10. the device that is used to produce early status flags as claimed in claim 5, wherein this earlier executed logical circuit is used to carry out the executable subset of instructions of this pipeline microprocessor, wherein, if this one of them of previous instruction that is used to revise this early status flags does not belong among this subset of instructions at least, and this input operand is invalid, and then this logical circuit makes that this early status flags is invalid.
11. a pipeline microprocessor, it has the effective structuring Status Flag of non-selectivity, and comprises the conditional order of indication one condition and a computing in its instruction set, and wherein if satisfy this condition, then this pipeline microprocessor is carried out this computing, comprises:
One early stage Status Flag register is used for storing phase Status Flag at least early in the morning, and it is corresponding to this structuring Status Flag that is stored in the structured registers, and wherein this early status flags is that selectivity is effective; And
One early stage execution logic circuit, it is connected to receive this early status flags, if this early status flags is effectively, and if be satisfied with this early status flags by the indicated condition of this conditional order, then this earlier executed logical circuit is carried out by this indicated computing of this conditional order.

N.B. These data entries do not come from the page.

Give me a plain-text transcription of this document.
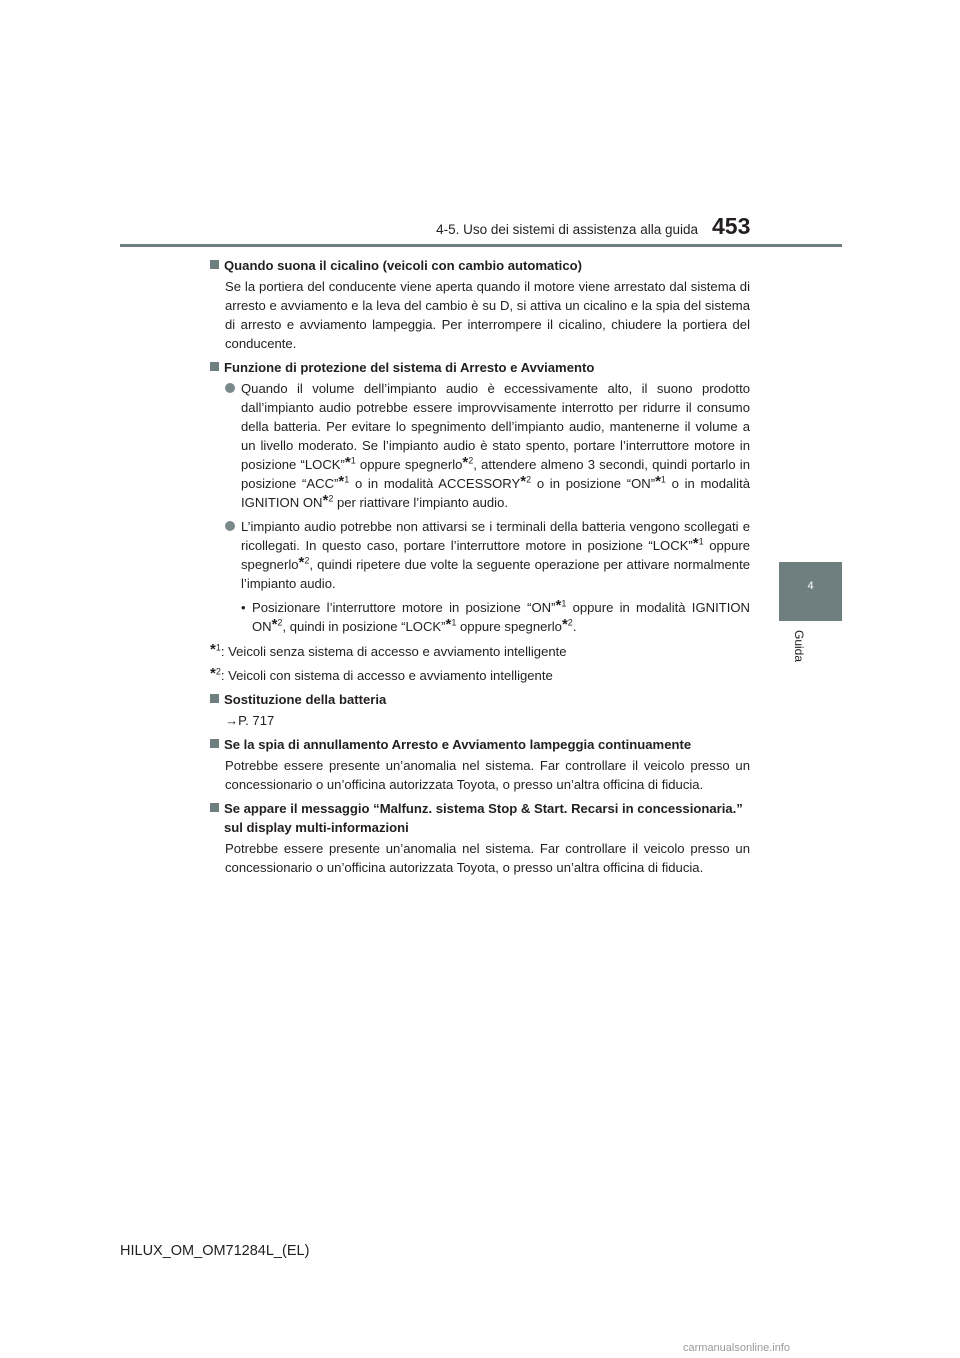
4-5. Uso dei sistemi di assistenza alla guida 453
4
Guida
Quando suona il cicalino (veicoli con cambio automatico)
Se la portiera del conducente viene aperta quando il motore viene arrestato dal sistema di arresto e avviamento e la leva del cambio è su D, si attiva un cicalino e la spia del sistema di arresto e avviamento lampeggia. Per interrompere il cicalino, chiudere la portiera del conducente.
Funzione di protezione del sistema di Arresto e Avviamento
Quando il volume dell’impianto audio è eccessivamente alto, il suono prodotto dall’impianto audio potrebbe essere improvvisamente interrotto per ridurre il consumo della batteria. Per evitare lo spegnimento dell’impianto audio, mantenerne il volume a un livello moderato. Se l’impianto audio è stato spento, portare l’interruttore motore in posizione “LOCK”*$^1$ oppure spegnerlo*$^2$, attendere almeno 3 secondi, quindi portarlo in posizione “ACC”*$^1$ o in modalità ACCESSORY*$^2$ o in posizione “ON”*$^1$ o in modalità IGNITION ON*$^2$ per riattivare l’impianto audio.
L’impianto audio potrebbe non attivarsi se i terminali della batteria vengono scollegati e ricollegati. In questo caso, portare l’interruttore motore in posizione “LOCK”*$^1$ oppure spegnerlo*$^2$, quindi ripetere due volte la seguente operazione per attivare normalmente l’impianto audio.
• Posizionare l’interruttore motore in posizione “ON”*$^1$ oppure in modalità IGNITION ON*$^2$, quindi in posizione “LOCK”*$^1$ oppure spegnerlo*$^2$.
*$^1$: Veicoli senza sistema di accesso e avviamento intelligente
*$^2$: Veicoli con sistema di accesso e avviamento intelligente
Sostituzione della batteria
→P. 717
Se la spia di annullamento Arresto e Avviamento lampeggia continuamente
Potrebbe essere presente un’anomalia nel sistema. Far controllare il veicolo presso un concessionario o un’officina autorizzata Toyota, o presso un’altra officina di fiducia.
Se appare il messaggio “Malfunz. sistema Stop & Start. Recarsi in concessionaria.” sul display multi-informazioni
Potrebbe essere presente un’anomalia nel sistema. Far controllare il veicolo presso un concessionario o un’officina autorizzata Toyota, o presso un’altra officina di fiducia.
HILUX_OM_OM71284L_(EL)
carmanualsonline.info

12. pipeline microprocessor as claimed in claim 11 further comprises:
One final execution logic circuit, it is connected to receive this structuring Status Flag, if this condition is satisfied with this structuring Status Flag and this earlier executed logical circuit is not carried out this computing, then this final execution logic circuit is carried out this computing.

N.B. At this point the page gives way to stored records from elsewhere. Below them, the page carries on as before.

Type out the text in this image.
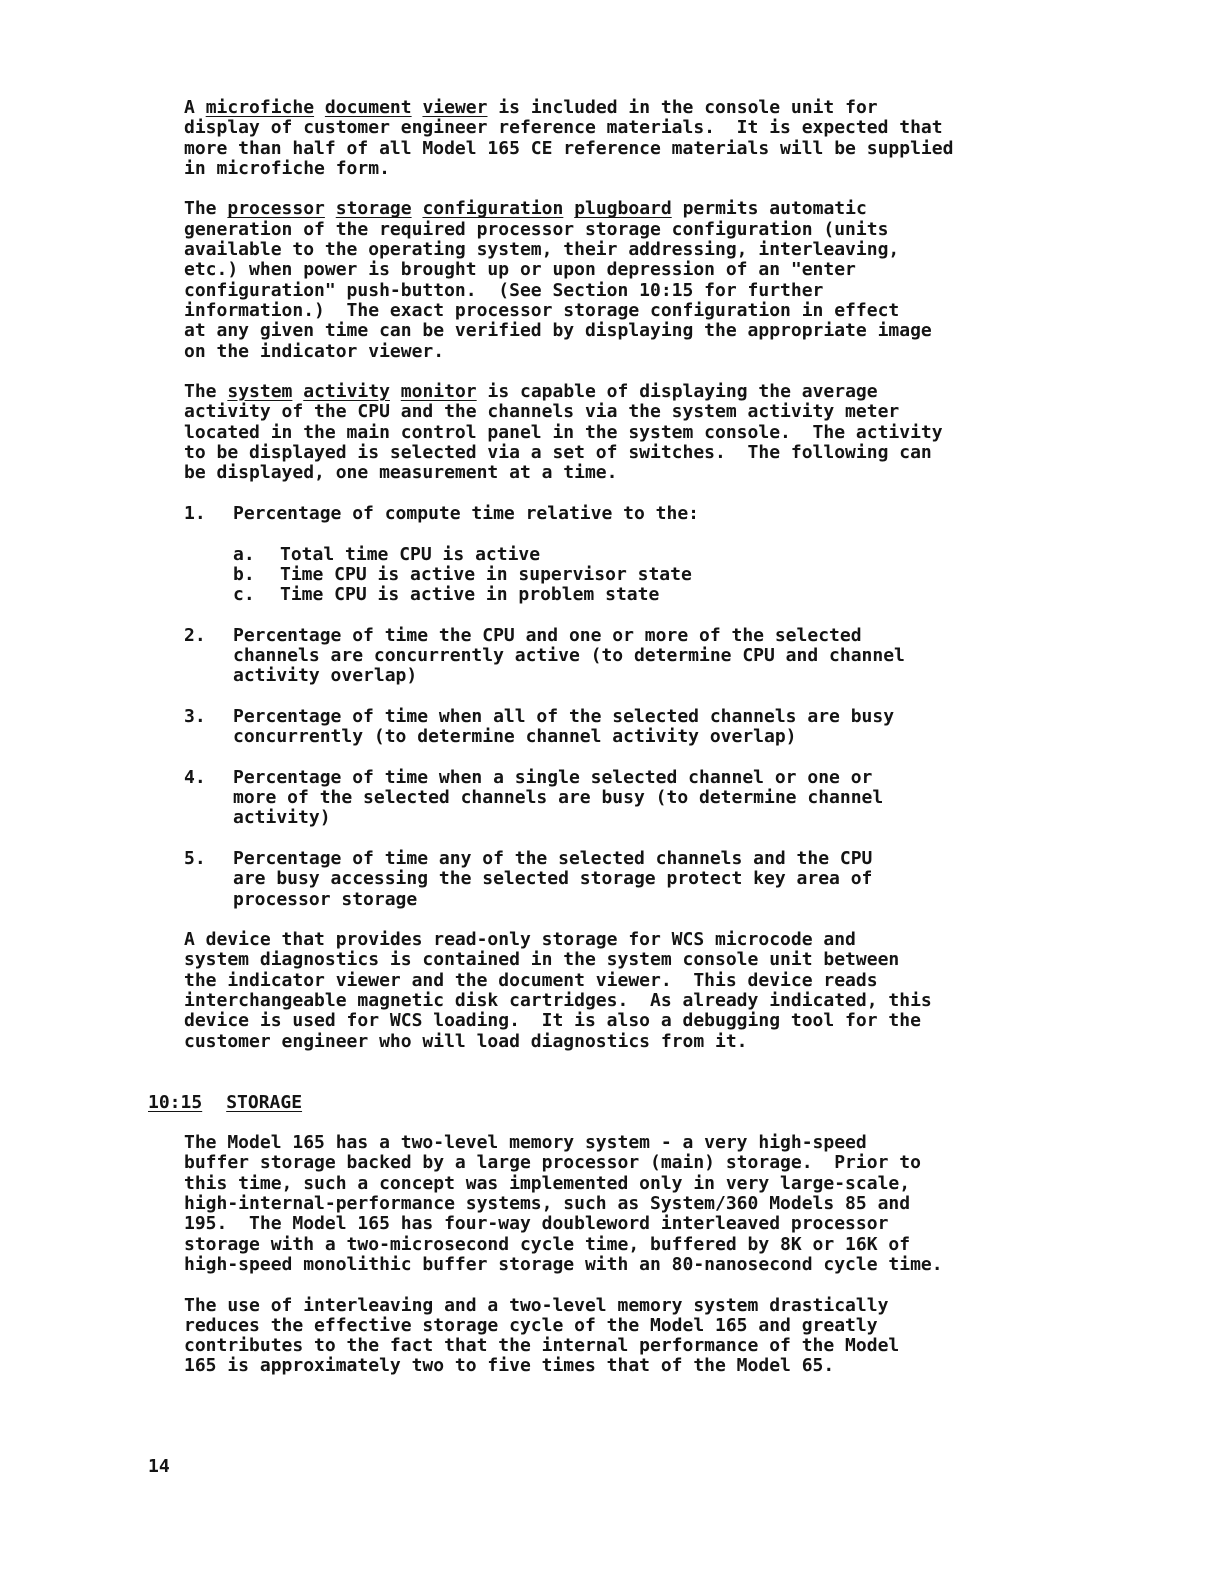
A microfiche document viewer is included in the console unit for
display of customer engineer reference materials.  It is expected that
more than half of all Model 165 CE reference materials will be supplied
in microfiche form.

The processor storage configuration plugboard permits automatic
generation of the required processor storage configuration (units
available to the operating system, their addressing, interleaving,
etc.) when power is brought up or upon depression of an "enter
configuration" push-button.  (See Section 10:15 for further
information.)  The exact processor storage configuration in effect
at any given time can be verified by displaying the appropriate image
on the indicator viewer.

The system activity monitor is capable of displaying the average
activity of the CPU and the channels via the system activity meter
located in the main control panel in the system console.  The activity
to be displayed is selected via a set of switches.  The following can
be displayed, one measurement at a time.

1.	Percentage of compute time relative to the:
a.	Total time CPU is active
b.	Time CPU is active in supervisor state
c.	Time CPU is active in problem state
2.	Percentage of time the CPU and one or more of the selected
channels are concurrently active (to determine CPU and channel
activity overlap)
3.	Percentage of time when all of the selected channels are busy
concurrently (to determine channel activity overlap)
4.	Percentage of time when a single selected channel or one or
more of the selected channels are busy (to determine channel
activity)
5.	Percentage of time any of the selected channels and the CPU
are busy accessing the selected storage protect key area of
processor storage

A device that provides read-only storage for WCS microcode and
system diagnostics is contained in the system console unit between
the indicator viewer and the document viewer.  This device reads
interchangeable magnetic disk cartridges.  As already indicated, this
device is used for WCS loading.  It is also a debugging tool for the
customer engineer who will load diagnostics from it.

10:15 STORAGE

The Model 165 has a two-level memory system - a very high-speed
buffer storage backed by a large processor (main) storage.  Prior to
this time, such a concept was implemented only in very large-scale,
high-internal-performance systems, such as System/360 Models 85 and
195.  The Model 165 has four-way doubleword interleaved processor
storage with a two-microsecond cycle time, buffered by 8K or 16K of
high-speed monolithic buffer storage with an 80-nanosecond cycle time.

The use of interleaving and a two-level memory system drastically
reduces the effective storage cycle of the Model 165 and greatly
contributes to the fact that the internal performance of the Model
165 is approximately two to five times that of the Model 65.

14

13. pipeline microprocessor as claimed in claim 11 further comprises:
One logical circuit, its one before according to this conditional order had before been instructed to produce this early status flags, correction that wherein should previous this structuring Status Flag of instruction indication.
14. pipeline microprocessor as claimed in claim 13 further comprises:
One early stage register, be used to store an early stage register file, it is connected effectively with this logical circuit, this early stage register file has a plurality of registers, the register correspondence of this early stage register file is in the register of a structured registers file of this pipeline microprocessor, and wherein this register of this early stage register file is optionally effective.

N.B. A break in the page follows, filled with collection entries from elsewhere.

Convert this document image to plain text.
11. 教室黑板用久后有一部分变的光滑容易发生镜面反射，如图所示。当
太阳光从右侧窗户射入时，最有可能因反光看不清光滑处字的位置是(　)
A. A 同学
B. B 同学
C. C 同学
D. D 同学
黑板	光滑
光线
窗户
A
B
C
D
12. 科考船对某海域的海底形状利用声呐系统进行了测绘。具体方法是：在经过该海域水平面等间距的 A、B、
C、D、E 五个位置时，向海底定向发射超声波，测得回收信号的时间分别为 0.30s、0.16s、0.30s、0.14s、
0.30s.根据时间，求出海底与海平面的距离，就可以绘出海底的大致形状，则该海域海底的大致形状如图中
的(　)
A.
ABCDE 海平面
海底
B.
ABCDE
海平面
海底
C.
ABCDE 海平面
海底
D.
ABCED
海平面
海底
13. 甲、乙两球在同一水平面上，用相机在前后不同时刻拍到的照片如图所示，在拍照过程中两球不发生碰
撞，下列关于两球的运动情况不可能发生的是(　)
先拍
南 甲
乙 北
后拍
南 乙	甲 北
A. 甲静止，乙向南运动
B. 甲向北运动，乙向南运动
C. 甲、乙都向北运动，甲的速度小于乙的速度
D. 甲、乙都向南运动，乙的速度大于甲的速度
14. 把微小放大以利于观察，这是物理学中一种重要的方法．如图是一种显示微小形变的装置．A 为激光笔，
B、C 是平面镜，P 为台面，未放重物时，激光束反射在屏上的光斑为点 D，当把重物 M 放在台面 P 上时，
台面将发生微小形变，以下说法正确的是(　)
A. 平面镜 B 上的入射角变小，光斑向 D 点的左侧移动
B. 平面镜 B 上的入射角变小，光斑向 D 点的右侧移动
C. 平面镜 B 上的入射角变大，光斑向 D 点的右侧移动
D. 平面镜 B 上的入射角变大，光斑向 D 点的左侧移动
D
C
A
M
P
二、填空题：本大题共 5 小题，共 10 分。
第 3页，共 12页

15. pipeline microprocessor as claimed in claim 14, wherein at least one input operand is provided to this previous instruction from this structured registers file, wherein producing this early status flags, generation of the earlier results of this previous instruction is a basis by this input operand that this early stage register file provided rather than according to this structured registers file according to an early stage result that should previous instruction for this logical circuit.
16. pipeline microprocessor as claimed in claim 15, wherein if this input operand that this early stage register file provided is invalid, then this early status flags is invalid.
17. pipeline microprocessor as claimed in claim 15 is invalid as if this input operand to this previous instruction is provided wherein, then this early status flags is invalid.
18. pipeline microprocessor as claimed in claim 13, wherein:
This earlier executed logical circuit is connected with this logical circuit, and this earlier executed logical circuit is carried out the executable subset of instructions of this pipeline microprocessor, and wherein if should before instruct not among this subset of instructions, then this early status flags is invalid.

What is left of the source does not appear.